I understand my lunches and dinners need to be tracked better, but do any of you think this is a reasonable plan ?


----------



## Goodfella (Jul 11, 2012)

Fat far too high IMO... saying that if your having basic dinners like you say I doubt it will be 50grams of fat!

Breakfast I'd drop the whole milk and have a extra scoop of whey or maybe two whole eggs then have the extra scoop of whey instead of the banana mid morning.

Meal 4 any chance for whole food meal instead of just nuts?

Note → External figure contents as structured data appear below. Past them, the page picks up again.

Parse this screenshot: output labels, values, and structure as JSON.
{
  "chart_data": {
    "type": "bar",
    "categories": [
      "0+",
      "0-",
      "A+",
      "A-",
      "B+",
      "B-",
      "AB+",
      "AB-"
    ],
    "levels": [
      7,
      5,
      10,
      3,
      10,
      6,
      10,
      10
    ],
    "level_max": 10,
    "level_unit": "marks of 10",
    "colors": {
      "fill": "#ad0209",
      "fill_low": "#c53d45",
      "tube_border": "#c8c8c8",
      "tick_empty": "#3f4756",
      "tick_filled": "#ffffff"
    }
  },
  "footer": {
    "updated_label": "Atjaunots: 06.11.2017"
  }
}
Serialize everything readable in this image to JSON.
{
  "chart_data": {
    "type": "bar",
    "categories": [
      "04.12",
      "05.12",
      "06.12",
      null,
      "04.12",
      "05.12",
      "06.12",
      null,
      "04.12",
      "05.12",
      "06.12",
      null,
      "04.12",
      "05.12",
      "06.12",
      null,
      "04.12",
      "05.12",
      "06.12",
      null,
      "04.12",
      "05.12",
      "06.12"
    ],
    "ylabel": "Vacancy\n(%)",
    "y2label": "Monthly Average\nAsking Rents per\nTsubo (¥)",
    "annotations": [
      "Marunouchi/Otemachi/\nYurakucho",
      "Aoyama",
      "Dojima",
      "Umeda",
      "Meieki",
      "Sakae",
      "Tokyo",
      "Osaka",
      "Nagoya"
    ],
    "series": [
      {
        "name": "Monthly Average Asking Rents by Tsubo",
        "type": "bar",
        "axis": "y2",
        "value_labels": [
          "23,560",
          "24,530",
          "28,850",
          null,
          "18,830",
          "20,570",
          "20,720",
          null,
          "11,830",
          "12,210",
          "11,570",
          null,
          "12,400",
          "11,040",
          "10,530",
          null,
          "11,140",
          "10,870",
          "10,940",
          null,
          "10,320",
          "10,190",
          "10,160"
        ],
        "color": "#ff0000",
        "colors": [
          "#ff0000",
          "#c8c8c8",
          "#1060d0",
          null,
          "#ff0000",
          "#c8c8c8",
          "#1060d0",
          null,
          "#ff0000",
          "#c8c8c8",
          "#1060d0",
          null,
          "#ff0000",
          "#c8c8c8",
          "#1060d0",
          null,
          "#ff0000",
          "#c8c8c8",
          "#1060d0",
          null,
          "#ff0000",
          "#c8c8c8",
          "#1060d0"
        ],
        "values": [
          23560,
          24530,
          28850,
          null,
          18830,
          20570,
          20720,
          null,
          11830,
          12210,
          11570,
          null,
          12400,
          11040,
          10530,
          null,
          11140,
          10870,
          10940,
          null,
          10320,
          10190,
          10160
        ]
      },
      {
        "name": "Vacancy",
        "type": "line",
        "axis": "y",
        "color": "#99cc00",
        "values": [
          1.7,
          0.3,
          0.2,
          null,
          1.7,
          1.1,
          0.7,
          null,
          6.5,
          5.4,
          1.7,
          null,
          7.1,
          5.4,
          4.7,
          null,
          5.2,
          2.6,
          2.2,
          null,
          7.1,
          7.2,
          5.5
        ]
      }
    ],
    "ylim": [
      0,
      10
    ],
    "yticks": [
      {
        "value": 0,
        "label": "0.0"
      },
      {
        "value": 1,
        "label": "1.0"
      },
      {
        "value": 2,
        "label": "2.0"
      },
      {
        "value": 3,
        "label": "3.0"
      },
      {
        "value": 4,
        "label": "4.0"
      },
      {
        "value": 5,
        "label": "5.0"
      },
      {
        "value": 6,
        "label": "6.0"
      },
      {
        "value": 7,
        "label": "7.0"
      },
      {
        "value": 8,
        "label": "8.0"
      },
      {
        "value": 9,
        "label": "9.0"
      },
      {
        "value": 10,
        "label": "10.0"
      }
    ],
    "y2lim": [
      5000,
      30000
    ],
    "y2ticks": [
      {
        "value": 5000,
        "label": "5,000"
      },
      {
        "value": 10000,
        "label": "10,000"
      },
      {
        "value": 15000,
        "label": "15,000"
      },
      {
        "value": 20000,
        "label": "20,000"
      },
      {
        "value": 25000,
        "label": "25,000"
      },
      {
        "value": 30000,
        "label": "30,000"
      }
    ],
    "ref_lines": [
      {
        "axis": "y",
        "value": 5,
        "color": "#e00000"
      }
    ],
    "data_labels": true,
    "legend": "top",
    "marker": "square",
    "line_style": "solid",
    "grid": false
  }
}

Pre bed better option would be some red meat instead of the milk.


----------



## nWo (Mar 25, 2014)

What was your diet like beforehand/currently? If you're used to eating your fair share of junk, guaranteed you'll want to kill yourself after a few weeks of this, quite frankly, fúcking boring diet :laugh:


----------



## MrSilver (Aug 4, 2014)

Isn't this macro/plan irrelevant without knowing your weight/height/bf%?

4,380 calories sounds excessively high for a bulk unless your packing a LOT of muscle already?


----------



## Zola (Mar 14, 2012)

Yeah I think I cocked up on the dinner estimates for fat. For meal 4 nuts are easy for me to eat, I'd probably struggle with dinner if I had something bigger.

Diet before was not too far away from this apart from the whole milk and almonds, and i dont often eat a pre bed meal.

I have lost 9lbs or so since summer and I think the early morning training is responsible.


----------



## Zola (Mar 14, 2012)

silverzx said:


> Isn't this macro/plan irrelevant without knowing your weight/height/bf%?
> 
> 4,380 calories sounds excessively high for a bulk unless your packing a LOT of muscle already?


Current weight: 12stone flat.

Height: 5ft 11"

Body fat: circa: 15-18%


----------



## Goodfella (Jul 11, 2012)

Zola said:


> Yeah I think I cocked up on the dinner estimates for fat. For meal 4 nuts are easy for me to eat, I'd probably struggle with dinner if I had something bigger.
> 
> Diet before was not too far away from this apart from the whole milk and almonds, and i dont often eat a pre bed meal.
> 
> I have lost 9lbs or so since summer and I think the early morning training is responsible.


Meal 4 I'd lower the almond portion (30g decent starting point dependant on BW) and add a scoop of whey


----------



## Zola (Mar 14, 2012)

I will do that, will help drop fats I guess. Thanks mate


----------



## Goodfella (Jul 11, 2012)

Zola said:


> I will do that, will help drop fats I guess. Thanks mate


No worries  just see how you go with the diet then adjust accordingly based on how you look in mirror, BW and performance in gym!


----------



## Zola (Mar 14, 2012)

Anyone else have any thoughts on how I can improve this, any suggestions or advice appreciated


----------